The Nonnegative Matrix Factorization (NMF) technique has been used in many areas of science, engineering, and technology. In this paper, we propose four algorithms for solving the nonsmooth nonnegative matrix factorization (nsNMF) problems. The nsNMF uses a smoothing parameter θ Ε [0, 1] to control the sparseness in its matrix factors and it reduces to the original NMF if θ = 0. Each of our algorithms alternately solves a nonnegative linear least squares subproblem in matrix form using a projected Barzilai-Borwein method with a nonmonotone line search or no line search. We have tested and compared our algorithms with the projected gradient method of Lin on a variety of randomly generated NMF problems. Our numerical results show that three of our algorithms, namely, APBB1, APBB2, and APBB3, are significantly faster than Lin's algorithm for large-scale, difficult, or exactly factorable NMF problems in terms of CPU time used. We have also tested and compared our APBB2 method with the multiplicative algorithm of Lee and Seung and Lin's algorithm for solving the nsNMF problem resulted from the ORL face database using both θ = 0 and θ = 0.7. The experiments show that when θ = 0.7 is used, the APBB2 method can produce sparse basis images and reconstructed images which are comparable to the ones by the Lin and Lee-Seung methods in considerably less time.

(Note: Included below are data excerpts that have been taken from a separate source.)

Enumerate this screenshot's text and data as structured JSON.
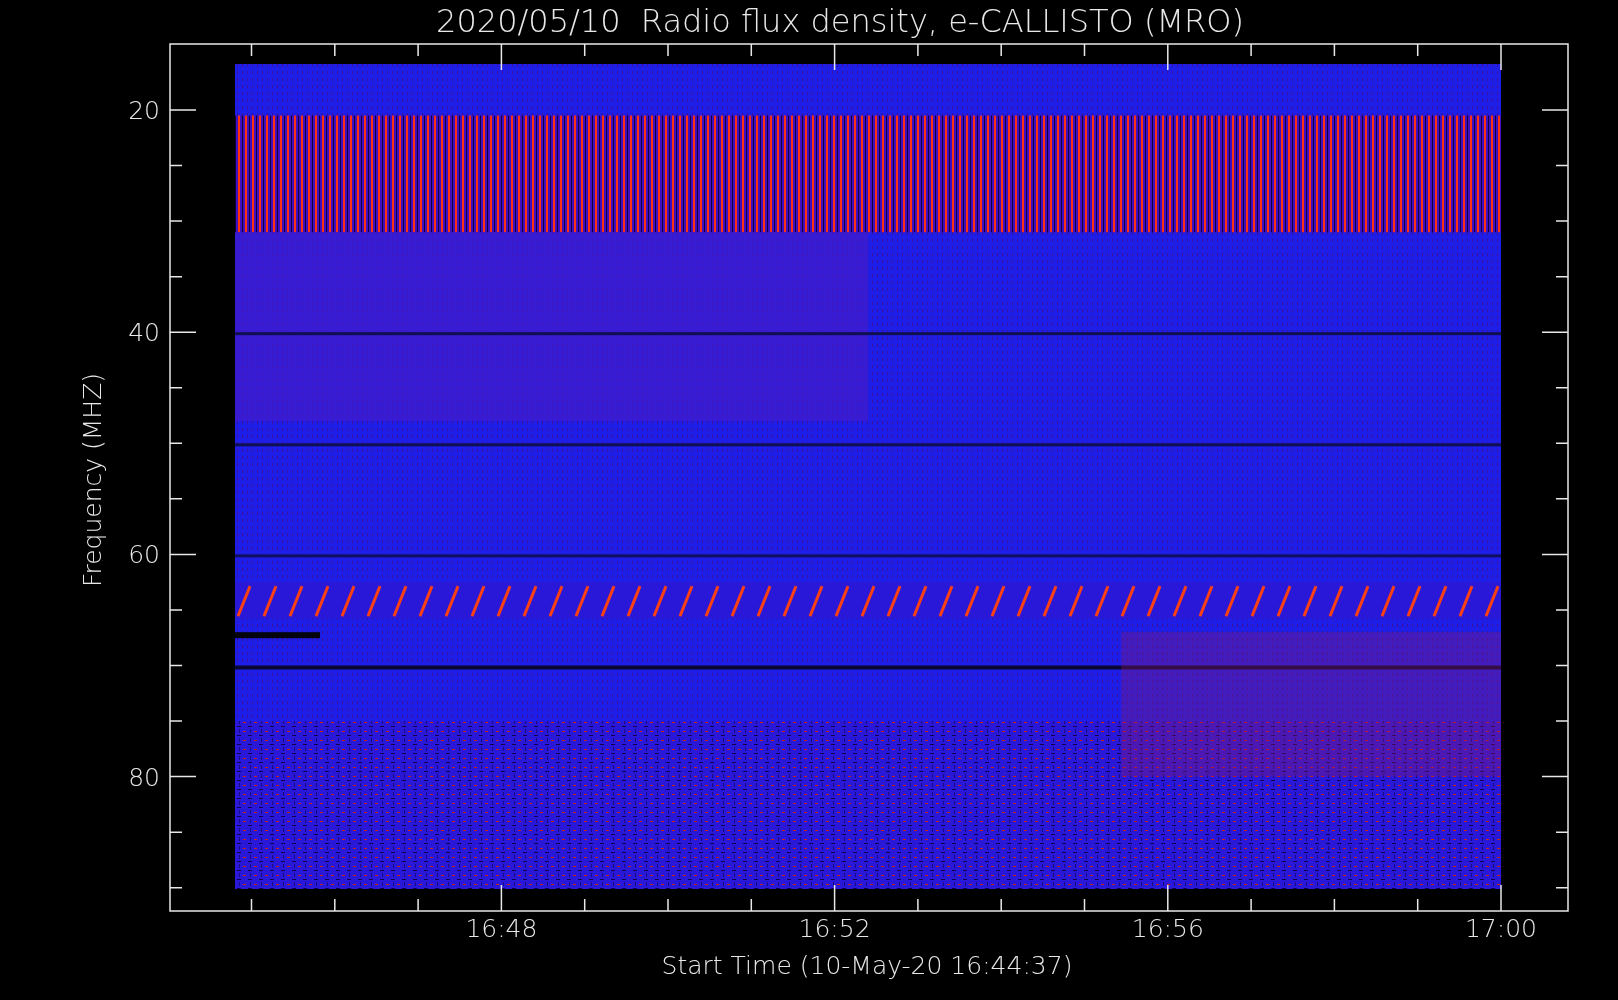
{
  "title": "2020/05/10  Radio flux density, e-CALLISTO (MRO)",
  "y_axis": {
    "label": "Frequency (MHZ)",
    "ticks": [
      "20",
      "40",
      "60",
      "80"
    ]
  },
  "x_axis": {
    "label": "Start Time (10-May-20 16:44:37)",
    "ticks": [
      "16:48",
      "16:52",
      "16:56",
      "17:00"
    ]
  }
}
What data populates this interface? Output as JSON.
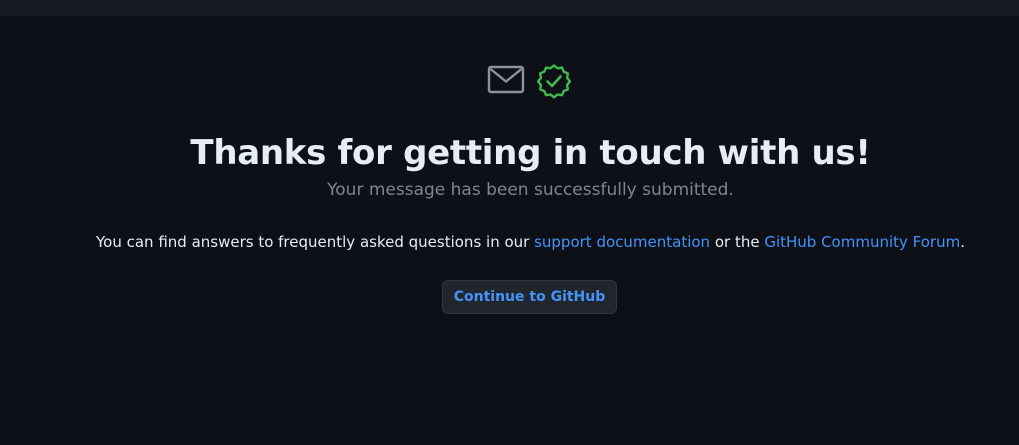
{
  "heading": {
    "title": "Thanks for getting in touch with us!",
    "subtitle": "Your message has been successfully submitted."
  },
  "info": {
    "prefix": "You can find answers to frequently asked questions in our ",
    "link1": "support documentation",
    "middle": " or the ",
    "link2": "GitHub Community Forum",
    "suffix": "."
  },
  "actions": {
    "continue_label": "Continue to GitHub"
  },
  "icons": [
    "mail-icon",
    "verified-check-icon"
  ],
  "colors": {
    "background": "#0d1117",
    "topbar": "#161b22",
    "heading": "#e6edf3",
    "muted": "#7d8590",
    "link": "#4493f8",
    "success": "#3fb950"
  }
}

They also show that the APBB2 method can reconstruct better quality images and obtain sparser basis images than the methods of Lee-Seung and Lin when each method is allowed to run for a short period of time. Finally, we provide a numerical comparison between the APBB2 method and the Hierarchical Alternating Least Squares (HALS)/Rank-one Residue Iteration (RRI) method, which was recently proposed by Cichocki, Zdunek, and Amari and by Ho, Van Dooren, and Blondel independently.